Working with Sparkhound, a local software development company, Cole and his programming team rewrote the software to be more dynamic. In addition to providing easier access to company data, the new and improved Q-Rental will also allow the company to keep better track of the life span of rented equipment—things like drill pipe, tubing and blowout preventers.
For example, when a certain pipe has reached the end of its life or is no longer safe to use, Q-Rental will flag it, prompting the company to offer replacement pieces and remove the old pipe from its inventory.

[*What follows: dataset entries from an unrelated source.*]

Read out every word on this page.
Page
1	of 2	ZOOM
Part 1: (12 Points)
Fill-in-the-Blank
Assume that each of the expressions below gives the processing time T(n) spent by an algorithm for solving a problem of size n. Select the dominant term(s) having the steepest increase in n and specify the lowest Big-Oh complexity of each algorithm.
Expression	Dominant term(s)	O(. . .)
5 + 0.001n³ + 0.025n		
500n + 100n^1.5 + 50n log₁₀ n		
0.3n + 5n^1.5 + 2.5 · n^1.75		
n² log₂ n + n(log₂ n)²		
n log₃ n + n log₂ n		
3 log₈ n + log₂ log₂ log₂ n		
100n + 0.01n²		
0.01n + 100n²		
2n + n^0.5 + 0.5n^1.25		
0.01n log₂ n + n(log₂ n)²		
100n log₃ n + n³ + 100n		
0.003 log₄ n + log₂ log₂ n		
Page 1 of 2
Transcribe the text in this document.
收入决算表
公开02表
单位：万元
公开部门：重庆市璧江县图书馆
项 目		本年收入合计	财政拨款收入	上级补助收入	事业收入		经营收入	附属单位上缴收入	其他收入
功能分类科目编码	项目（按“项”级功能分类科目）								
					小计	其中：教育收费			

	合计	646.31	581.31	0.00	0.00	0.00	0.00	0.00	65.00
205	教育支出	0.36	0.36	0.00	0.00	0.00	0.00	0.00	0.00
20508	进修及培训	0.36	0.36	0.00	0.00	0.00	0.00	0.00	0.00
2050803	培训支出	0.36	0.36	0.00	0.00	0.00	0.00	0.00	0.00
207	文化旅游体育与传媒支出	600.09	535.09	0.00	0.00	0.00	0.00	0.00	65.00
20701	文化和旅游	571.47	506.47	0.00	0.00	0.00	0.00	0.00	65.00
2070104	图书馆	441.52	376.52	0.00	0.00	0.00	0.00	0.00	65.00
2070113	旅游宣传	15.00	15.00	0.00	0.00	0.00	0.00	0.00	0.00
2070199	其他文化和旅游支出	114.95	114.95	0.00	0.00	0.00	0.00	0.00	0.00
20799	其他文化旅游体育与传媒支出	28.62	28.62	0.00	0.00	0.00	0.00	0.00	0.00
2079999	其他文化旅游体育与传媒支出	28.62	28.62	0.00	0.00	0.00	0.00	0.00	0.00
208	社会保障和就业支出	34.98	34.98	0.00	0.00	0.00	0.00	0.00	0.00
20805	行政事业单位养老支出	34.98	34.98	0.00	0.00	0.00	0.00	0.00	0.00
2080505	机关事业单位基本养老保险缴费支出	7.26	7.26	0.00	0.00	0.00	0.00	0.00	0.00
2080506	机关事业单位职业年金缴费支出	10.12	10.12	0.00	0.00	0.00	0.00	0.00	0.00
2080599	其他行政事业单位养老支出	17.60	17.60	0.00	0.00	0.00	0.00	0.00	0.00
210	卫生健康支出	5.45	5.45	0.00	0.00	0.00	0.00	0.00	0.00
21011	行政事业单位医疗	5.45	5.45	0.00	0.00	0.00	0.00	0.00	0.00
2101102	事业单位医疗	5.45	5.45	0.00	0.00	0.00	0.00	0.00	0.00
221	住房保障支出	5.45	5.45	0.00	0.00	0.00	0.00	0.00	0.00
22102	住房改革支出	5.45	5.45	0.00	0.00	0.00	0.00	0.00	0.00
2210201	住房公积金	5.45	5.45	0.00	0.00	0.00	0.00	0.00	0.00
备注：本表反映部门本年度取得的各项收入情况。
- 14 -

In addition, the system can send automatic inventory emails to customers, giving them more flexibility when choosing their products. The platform will also be linked to customer billing, making it easier to send payments. While the previous system used external electronic data intelligence programs, the new Q-Rental natively integrates EDI functionality.
“It helps to have access to this data in real time,” says Cole. “We can make better decisions about repairs, buying new equipment or retiring inventory. Our internal processes will be significantly more efficient. We believe this will continue to set us apart from the competition.”
Getting everyone on board
The new software is expected to roll out in late 2021, which leaves time for Cole and his team to get everyone in the company acclimated to the change. The software is currently in the beta stage, meaning users are able to test it and give their feedback.
“As with any organization, especially one that has been using the same system for over 20 years, it can be a challenge to get people to buy into a new interface,” he says.
From the user’s perspective, the new software bears little resemblance to what it replaces—and for good reason. The new interface has a clean design that makes it easier to use. As Cole explains, “this new ERP system is a big step toward a major transformation for Quail Tools. But it’s only the beginning.”
In fact, Cole says an entire infrastructure refresh is on the way and includes everything from backbone hardware and network switches to servers and wiring.
“We are analyzing solutions that can propel us forward,” he says.
One of the more exciting initiatives involves leveraging business intelligence and artificial intelligence to take Quail’s internal operations to the next level. In the future, the company will use AI to mine financial and operations data to increase efficiency—and further set Quail apart from the competition.
Cole says upgrading an entire company’s infrastructure is a first for him, a challenge made all the more difficult by the events of the past year.
Within the first two months of 2020, the price of oil began to drop—the result of an escalating price war between the Saudi Arabian and Russian governments. Then in March, COVID-19 hit. What followed was a historic drop in oil prices and a market wide crash.
As a result, oil magnates like Exxon and BP endured major layoffs. Many companies went bankrupt, while others cut staff by 25 to 30 percent and tried to ride out the pandemic. Quail hasn’t been immune to the fallout, but Cole says things are looking up.
“Everybody stayed optimistic that the moment would pass,” says Cole. “Now it seems we are out of the woods with COVID-19, and the price of oil is even higher than before. The future looks bright, so we are gearing up to meet it.”